Working on Facing the Music (2001), I saw music as a really important element, almost another character in the film. And we made a decision in that film to – the students would have these lunchtime concerts every Wednesday and Thursday. We filmed every one of them for a year. I’m a little wary of it, I know how powerful music can be, but also I think it’s sort of a, you know, good servant-bad master thing, you can overdo it.


With incredible precision, what’s more, because the viewfinder is just so wonderful – fibre optic viewfinder – and you can just see everything and have real manual control over what you’re doing. It’s a proper cinematographer’s camera, you know. But this is an ambulance chaser’s camera. And that was what I was using to shoot Facing the Music (2001). And there it is, push AF, push auto focus. You know when you’re looking through the thing, because the lens is not very good – it’s not very clear – you can’t really tell whether it’s in focus or not. So you push this button, you know. And I thought after about three weeks, 'No thanks’.

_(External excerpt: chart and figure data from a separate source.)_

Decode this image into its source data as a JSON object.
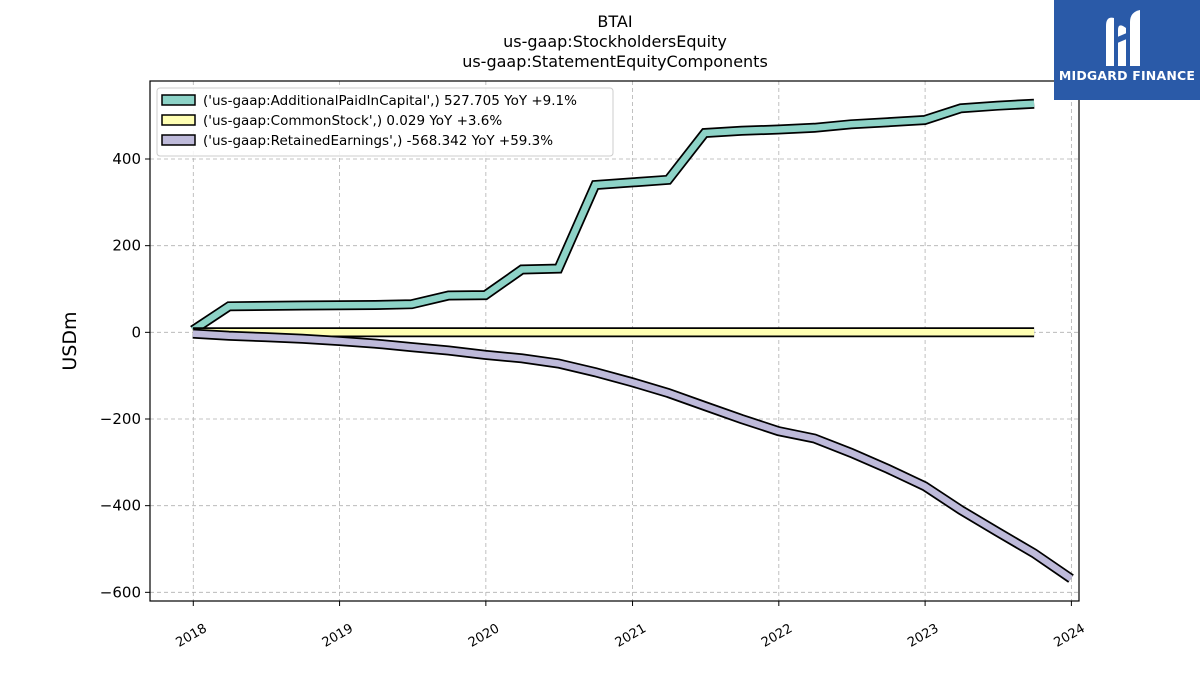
{
  "chart_data": {
    "type": "line",
    "title_lines": [
      "BTAI",
      "us-gaap:StockholdersEquity",
      "us-gaap:StatementEquityComponents"
    ],
    "ylabel": "USDm",
    "xlabel": "",
    "ylim": [
      -620,
      580
    ],
    "xlim": [
      "2017-09-15",
      "2024-01-20"
    ],
    "yticks": [
      -600,
      -400,
      -200,
      0,
      200,
      400
    ],
    "ytick_labels": [
      "−600",
      "−400",
      "−200",
      "0",
      "200",
      "400"
    ],
    "xticks": [
      "2018-01-01",
      "2019-01-01",
      "2020-01-01",
      "2021-01-01",
      "2022-01-01",
      "2023-01-01",
      "2024-01-01"
    ],
    "xtick_labels": [
      "2018",
      "2019",
      "2020",
      "2021",
      "2022",
      "2023",
      "2024"
    ],
    "grid": true,
    "legend_position": "top-left",
    "series": [
      {
        "name": "('us-gaap:AdditionalPaidInCapital',) 527.705 YoY +9.1%",
        "color": "#8dd3c7",
        "points": [
          [
            "2017-12-31",
            5
          ],
          [
            "2018-03-31",
            60
          ],
          [
            "2018-09-30",
            62
          ],
          [
            "2019-03-31",
            63
          ],
          [
            "2019-06-30",
            65
          ],
          [
            "2019-09-30",
            85
          ],
          [
            "2019-12-31",
            86
          ],
          [
            "2020-03-31",
            145
          ],
          [
            "2020-06-30",
            147
          ],
          [
            "2020-09-30",
            340
          ],
          [
            "2020-12-31",
            346
          ],
          [
            "2021-03-31",
            352
          ],
          [
            "2021-06-30",
            460
          ],
          [
            "2021-09-30",
            465
          ],
          [
            "2021-12-31",
            468
          ],
          [
            "2022-03-31",
            472
          ],
          [
            "2022-06-30",
            480
          ],
          [
            "2022-09-30",
            485
          ],
          [
            "2022-12-31",
            490
          ],
          [
            "2023-03-31",
            517
          ],
          [
            "2023-06-30",
            523
          ],
          [
            "2023-09-30",
            527.705
          ]
        ]
      },
      {
        "name": "('us-gaap:CommonStock',) 0.029 YoY +3.6%",
        "color": "#ffffb3",
        "points": [
          [
            "2017-12-31",
            0.02
          ],
          [
            "2023-09-30",
            0.029
          ]
        ]
      },
      {
        "name": "('us-gaap:RetainedEarnings',) -568.342 YoY +59.3%",
        "color": "#bebada",
        "points": [
          [
            "2017-12-31",
            -3
          ],
          [
            "2018-03-31",
            -8
          ],
          [
            "2018-06-30",
            -11
          ],
          [
            "2018-09-30",
            -15
          ],
          [
            "2018-12-31",
            -20
          ],
          [
            "2019-03-31",
            -26
          ],
          [
            "2019-06-30",
            -34
          ],
          [
            "2019-09-30",
            -42
          ],
          [
            "2019-12-31",
            -52
          ],
          [
            "2020-03-31",
            -60
          ],
          [
            "2020-06-30",
            -72
          ],
          [
            "2020-09-30",
            -92
          ],
          [
            "2020-12-31",
            -115
          ],
          [
            "2021-03-31",
            -140
          ],
          [
            "2021-06-30",
            -170
          ],
          [
            "2021-09-30",
            -200
          ],
          [
            "2021-12-31",
            -228
          ],
          [
            "2022-03-31",
            -245
          ],
          [
            "2022-06-30",
            -278
          ],
          [
            "2022-09-30",
            -315
          ],
          [
            "2022-12-31",
            -355
          ],
          [
            "2023-03-31",
            -410
          ],
          [
            "2023-06-30",
            -460
          ],
          [
            "2023-09-30",
            -510
          ],
          [
            "2023-12-31",
            -568.342
          ]
        ]
      }
    ]
  },
  "logo": {
    "text": "MIDGARD FINANCE",
    "icon": "midgard-logo-icon",
    "background": "#2a5aa8"
  }
}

This camera had a magazine on it. And at the end of ten minutes – and I never ever work with an assistant – you’d have to take that off and put it in a black bag, and open it up and put the roll of film in, thread it through there, not being able to see what you’re doing, take it out of the black bag, open up this side, dispose of your exposed roll of film, and then load another one in. I got it down to about – how long did it take you, Ray? I got it down to about four minutes. You know, something like that.

The Robin Anderson Film Awards

Well when Robin died, both our kids were going to MLC School in Burwood. And a group of people sort of assumed that I would want to set up some sort of a scholarship, you know, in her name or sort of an award of some sort just to perpetuate her memory at the school. And so I went to see the headmistress, Barbara Stone, and um, I said, 'Well we’d like to set up some kind of a memorial award at the school, for scholarship’. And it just, then I said, 'It would be nice if it was somehow connected with filmmaking’. And Barbara Stone said, 'Well you know, why don’t – rather than restricting it to the school why don’t you – are there any awards for student filmmakers in high schools?’ and things. And we came up with this idea of a student film competition for high school kids studying film at school.

What’s happened in the last ten years I suppose with the development, the explosive development of non-linear – you know, digital – cameras and editing systems, is that the kids have taken it up. And it’s now a very well established discipline in schools. And a lot of kids are making films, being introduced to the whole art form for the first time. And so we give awards for fiction and for non-fiction and for animation. And for mobile phone films and stuff like that. And it’s, this is now about its sixth year and it’s going gangbusters.